Google services using NextAuth+Supabase

Summary

Integrating Google services (e.g., Calendar, Meet) with NextAuth and Supabase in a Next.js app led to a critical issue: inability to store Google OAuth tokens in the database due to the absence of a Supabase session during Google login. This prevented associating tokens with the correct user, breaking token refresh functionality.

Root Cause

  • Supabase Auth and NextAuth operate independently, causing a mismatch in user session availability.
  • Google OAuth login via NextAuth triggers before Supabase session creation, leaving no user ID to link tokens.
  • Supabase’s requirement for single email per provider conflicts with multi-provider OAuth setups.

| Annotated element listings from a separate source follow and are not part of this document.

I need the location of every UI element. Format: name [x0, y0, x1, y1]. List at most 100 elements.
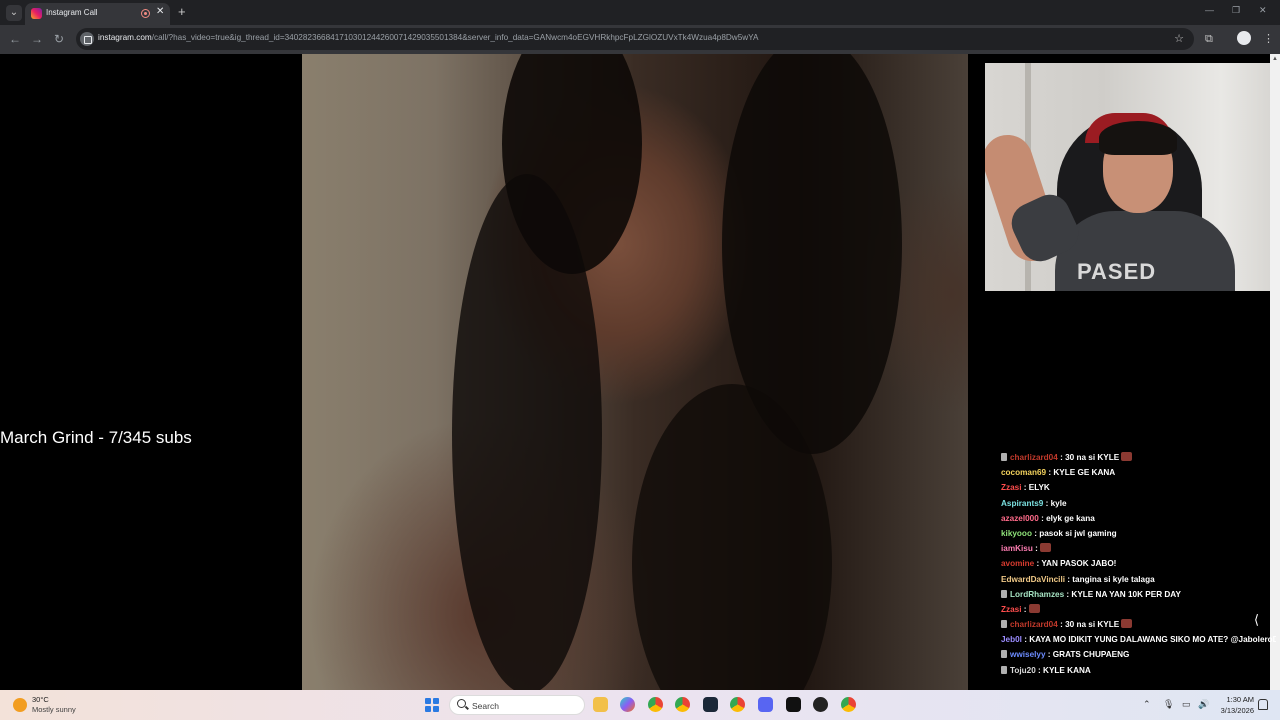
chat-emote-icon [1121, 619, 1133, 629]
chat-message: Zzasi : [1001, 602, 1276, 617]
remote-video-feed [302, 54, 968, 690]
chat-username[interactable]: LordRhamzes [1010, 590, 1064, 599]
app-icon[interactable] [813, 697, 828, 712]
extensions-icon[interactable]: ⧉ [1205, 32, 1213, 46]
chat-username[interactable]: avomine [1001, 559, 1034, 568]
chat-text: : 30 na si KYLE [1057, 453, 1120, 462]
copilot-icon[interactable] [620, 697, 635, 712]
chat-username[interactable]: charlizard04 [1010, 620, 1058, 629]
tab-instagram-call[interactable]: Instagram Call ✕ [25, 3, 170, 25]
chat-username[interactable]: Aspirants9 [1001, 499, 1043, 508]
chrome-icon[interactable] [841, 697, 856, 712]
clock-date[interactable]: 3/13/2026 [1214, 706, 1254, 715]
chat-username[interactable]: cocoman69 [1001, 468, 1046, 477]
chat-text: : KYLE NA YAN 10K PER DAY [1064, 589, 1181, 599]
chat-badge-icon [1001, 453, 1007, 461]
chat-message: LordRhamzes : KYLE NA YAN 10K PER DAY [1001, 587, 1276, 602]
search-icon [457, 699, 466, 708]
stream-chat: charlizard04 : 30 na si KYLE cocoman69 : … [1001, 450, 1276, 690]
chat-badge-icon [1001, 665, 1007, 674]
browser-toolbar: ← → ↻ instagram.com/call/?has_video=true… [0, 25, 1280, 54]
back-icon[interactable]: ← [9, 32, 21, 46]
site-info-icon[interactable] [80, 32, 94, 46]
streamer-webcam: PASED [985, 63, 1280, 291]
obs-icon[interactable] [786, 697, 801, 712]
chat-text: : [1032, 544, 1038, 554]
chat-text: : ELYK [1021, 483, 1050, 493]
chat-username[interactable]: Toju20 [1010, 666, 1036, 675]
forward-icon[interactable]: → [31, 32, 43, 46]
file-explorer-icon[interactable] [593, 697, 608, 712]
chat-emote-icon [1039, 543, 1051, 553]
chat-badge-icon [1001, 620, 1007, 629]
tray-chevron-icon[interactable]: ⌃ [1143, 699, 1151, 710]
clock-time[interactable]: 1:30 AM [1222, 695, 1254, 704]
reload-icon[interactable]: ↻ [54, 32, 64, 46]
chat-username[interactable]: Jeb0l [1001, 635, 1022, 644]
volume-icon[interactable]: 🔊 [1198, 699, 1209, 710]
chat-emote-icon [1121, 452, 1133, 461]
discord-icon[interactable] [758, 697, 773, 712]
chat-text: : pasok si jwl gaming [1031, 528, 1117, 538]
chat-collapse-icon[interactable]: ⟨ [1254, 612, 1259, 628]
chat-message: kikyooo : pasok si jwl gaming [1001, 526, 1276, 541]
profile-icon[interactable] [1237, 31, 1251, 45]
chat-text: : YAN PASOK JABO! [1034, 559, 1117, 569]
chat-text: : kyle [1043, 498, 1067, 508]
bookmark-star-icon[interactable]: ☆ [1174, 32, 1184, 45]
chat-username[interactable]: EdwardDaVincili [1001, 575, 1065, 584]
kebab-menu-icon[interactable]: ⋮ [1263, 32, 1274, 46]
windows-start-icon[interactable] [425, 698, 439, 712]
chat-username[interactable]: azazel000 [1001, 514, 1039, 523]
subs-goal-overlay: March Grind - 7/345 subs [0, 428, 192, 447]
chat-message: EdwardDaVincili : tangina si kyle talaga [1001, 572, 1276, 587]
tab-close-button[interactable]: ✕ [156, 6, 164, 17]
steam-icon[interactable] [703, 697, 718, 712]
chat-username[interactable]: charlizard04 [1010, 453, 1058, 462]
minimize-icon[interactable]: — [1205, 5, 1214, 15]
chat-message: Zzasi : ELYK [1001, 480, 1276, 495]
tab-search-icon[interactable]: ⌄ [6, 5, 22, 21]
chat-username[interactable]: iamKisu [1001, 544, 1033, 553]
address-bar[interactable]: instagram.com/call/?has_video=true&ig_th… [76, 28, 1194, 50]
chat-text: : KYLE GE KANA [1046, 468, 1116, 478]
chat-message: Toju20 : KYLE KANA [1001, 663, 1276, 678]
chat-message: charlizard04 : 30 na si KYLE [1001, 617, 1276, 632]
chat-emote-icon [1028, 603, 1040, 613]
weather-sun-icon[interactable] [13, 698, 27, 712]
network-icon[interactable]: ▭ [1182, 699, 1191, 710]
chrome-icon[interactable] [730, 697, 745, 712]
maximize-icon[interactable]: ❐ [1232, 5, 1240, 16]
new-tab-button[interactable]: + [178, 5, 186, 19]
close-window-icon[interactable]: ✕ [1259, 5, 1267, 16]
instagram-favicon [31, 8, 42, 19]
taskbar-search[interactable]: Search [449, 695, 585, 715]
chat-text: : KYLE KANA [1035, 665, 1091, 675]
chat-badge-icon [1001, 589, 1007, 598]
chat-text: : 30 na si KYLE [1057, 620, 1120, 630]
tab-title: Instagram Call [46, 8, 98, 17]
chat-text: : GRATS CHUPAENG [1045, 650, 1130, 660]
scroll-up-icon[interactable]: ▲ [1272, 56, 1278, 62]
browser-tab-bar: ⌄ Instagram Call ✕ + — ❐ ✕ [0, 0, 1280, 25]
chat-message: charlizard04 : 30 na si KYLE [1001, 450, 1276, 465]
taskbar-search-label: Search [472, 701, 499, 711]
chat-username[interactable]: Zzasi [1001, 483, 1021, 492]
weather-temp[interactable]: 30°C [32, 695, 49, 704]
chat-username[interactable]: wwiselyy [1010, 650, 1046, 659]
recording-icon [141, 9, 150, 18]
chat-text: : [1021, 604, 1027, 614]
chrome-icon[interactable] [675, 697, 690, 712]
weather-desc[interactable]: Mostly sunny [32, 705, 76, 714]
chat-text: : KAYA MO IDIKIT YUNG DALAWANG SIKO MO A… [1021, 635, 1276, 645]
chat-message: iamKisu : [1001, 541, 1276, 556]
chat-username[interactable]: Zzasi [1001, 605, 1021, 614]
notification-bell-icon[interactable] [1258, 699, 1268, 710]
url-text[interactable]: instagram.com/call/?has_video=true&ig_th… [98, 33, 759, 42]
chat-message: Jeb0l : KAYA MO IDIKIT YUNG DALAWANG SIK… [1001, 632, 1276, 647]
chrome-icon[interactable] [648, 697, 663, 712]
chat-text: : tangina si kyle talaga [1065, 574, 1155, 584]
chat-message: Aspirants9 : kyle [1001, 496, 1276, 511]
chat-username[interactable]: kikyooo [1001, 529, 1032, 538]
microphone-icon[interactable]: 🎙 [1163, 699, 1174, 710]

Why This Happens in Real Systems

  • Decoupled Auth Systems: Mixing Supabase Auth (for database control) and NextAuth (for third-party OAuth) creates session synchronization issues.
  • Asynchronous Flows: OAuth callbacks and session creation are asynchronous, leading to race conditions.
  • Provider Limitations: Supabase Auth enforces email uniqueness across providers, restricting multi-provider setups.

Real-World Impact

  • Broken Token Refresh: Unable to refresh Google API tokens, causing service interruptions.
  • User Experience Degradation: Users face repeated login prompts or service failures.
  • Data Integrity Risks: Tokens stored without user association lead to security vulnerabilities.

Example or Code (if necessary and relevant)

// NextAuth callback to handle Google login
export async function auth(req, res) {
  const { token } = req.body; // Google OAuth token
  const supabaseSession = await getSupabaseSession(req); // Returns null initially
  if (!supabaseSession) {
    // No Supabase user ID to associate token
    throw new Error("Supabase session not available");
  }
  // Store token using supabaseSession.user.id
}

How Senior Engineers Fix It

  • Unify Auth Providers: Use NextAuth exclusively for all OAuth flows, bypassing Supabase Auth.
  • Custom Token Storage: Implement a middleware to delay token storage until Supabase session is available.
  • Hybrid Session Management: Synchronize NextAuth and Supabase sessions using shared user IDs or JWTs.
  • Database Schema Redesign: Add a dedicated table for OAuth tokens, linked via email or external provider IDs.

Why Juniors Miss It

  • Assumption of Seamless Integration: Overlooking the decoupled nature of Supabase Auth and NextAuth.
  • Lack of Async Flow Understanding: Failing to account for race conditions between OAuth callbacks and session creation.
  • Overreliance on Default Behaviors: Not customizing token storage or session management to fit hybrid setups.
  • Ignoring Provider Constraints: Misunderstanding Supabase’s email uniqueness requirement across providers.